你想要的是一个二叉树的继承者的实例,但我怀疑它是它的一个实例。
public abstract class Binarytree
{
private Node root;
public Binarytreenode(int data)
{
root = new Node(data);
}
public abstract void add(int key);
public abstract void traverse();
}
class Node {
private int key;
private Node left;
private Node right;
Node (int key) {
this.key = key;
right = null;
left = null;
}
public void setKey(int key) {
this.key = key;
}
public int getKey() {
return key;
}
public void setLeft(Node left) {
this.left = left;
}
public Node getLeft() {
return left;
}
public void setRight(Node right ) {
this.right = right;
}
public Node getRight() {
return right;
}
}
回答by Philipp
The idea behind a binary tree is that it is sorted.

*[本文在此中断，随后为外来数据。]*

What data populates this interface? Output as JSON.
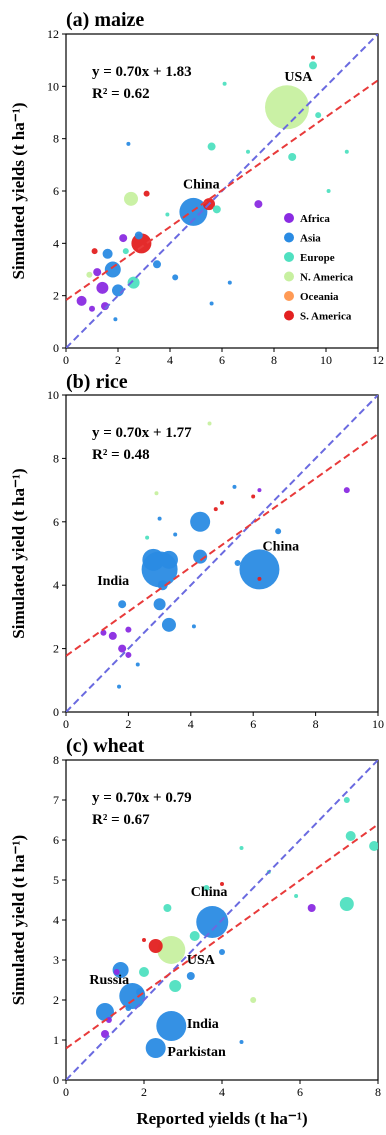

Any values larger than the current value are in the right node and every value smaller is in the left node. That means you shouldn't do the tree-building in your main program. Rather, every node should have an "insert" method which determines whether the new node should go to the left or the right of the current node. When you have a new node, you create that node, and then you call root.insert(newNode).
二叉树背后的想法是它是排序的。任何大于当前值的值都在右节点中,每个较小的值都在左节点中。这意味着您不应该在主程序中进行树构建。相反,每个节点都应该有一个“插入”方法,该方法确定新节点应该位于当前节点的左侧还是右侧。当您有一个新节点时,您创建该节点,然后调用root.insert(newNode).
The insert-method would then work like this (because this is obviously a student assignment and you are supposed to learn from it, you only get pseudo-code from me, no complete solution):
然后插入方法会像这样工作(因为这显然是学生作业,你应该从中学习,你只能从我这里得到伪代码,没有完整的解决方案):
When value is smaller than own value:
When there already is a left-node:
call left-node.insert(new-node)
When there isn't a left-node yet:
the left-node is now the new-node
When value is larger than own value:
When there already is a right-node:
call right-node.insert(new-node)
When there isn't a right-node yet:
the right-node is now the new-node
When value is equal to own value:
Duplicate value. Either ignore the value or throw an exception.
Finding if an object already is in the tree works the same way:
查找对象是否已经在树中的工作方式相同:
When requested value is equal to the value of this node
return this node
When the requested value is smaller
When a left node exists
call left.find(value)
When no left node exists
value doesn't exist in this tree
When the requested value is larger
When a right node exists
call right.find(value)
When no right node exists
value doesn't exist in this tree
In the case you don't actually want to learn how binary trees work and just use them, just use TreeSetwhich is an already working binary-tree implementation.
如果您实际上不想学习二叉树的工作原理并只是使用它们,只需使用TreeSet,它是一个已经可以工作的二叉树实现。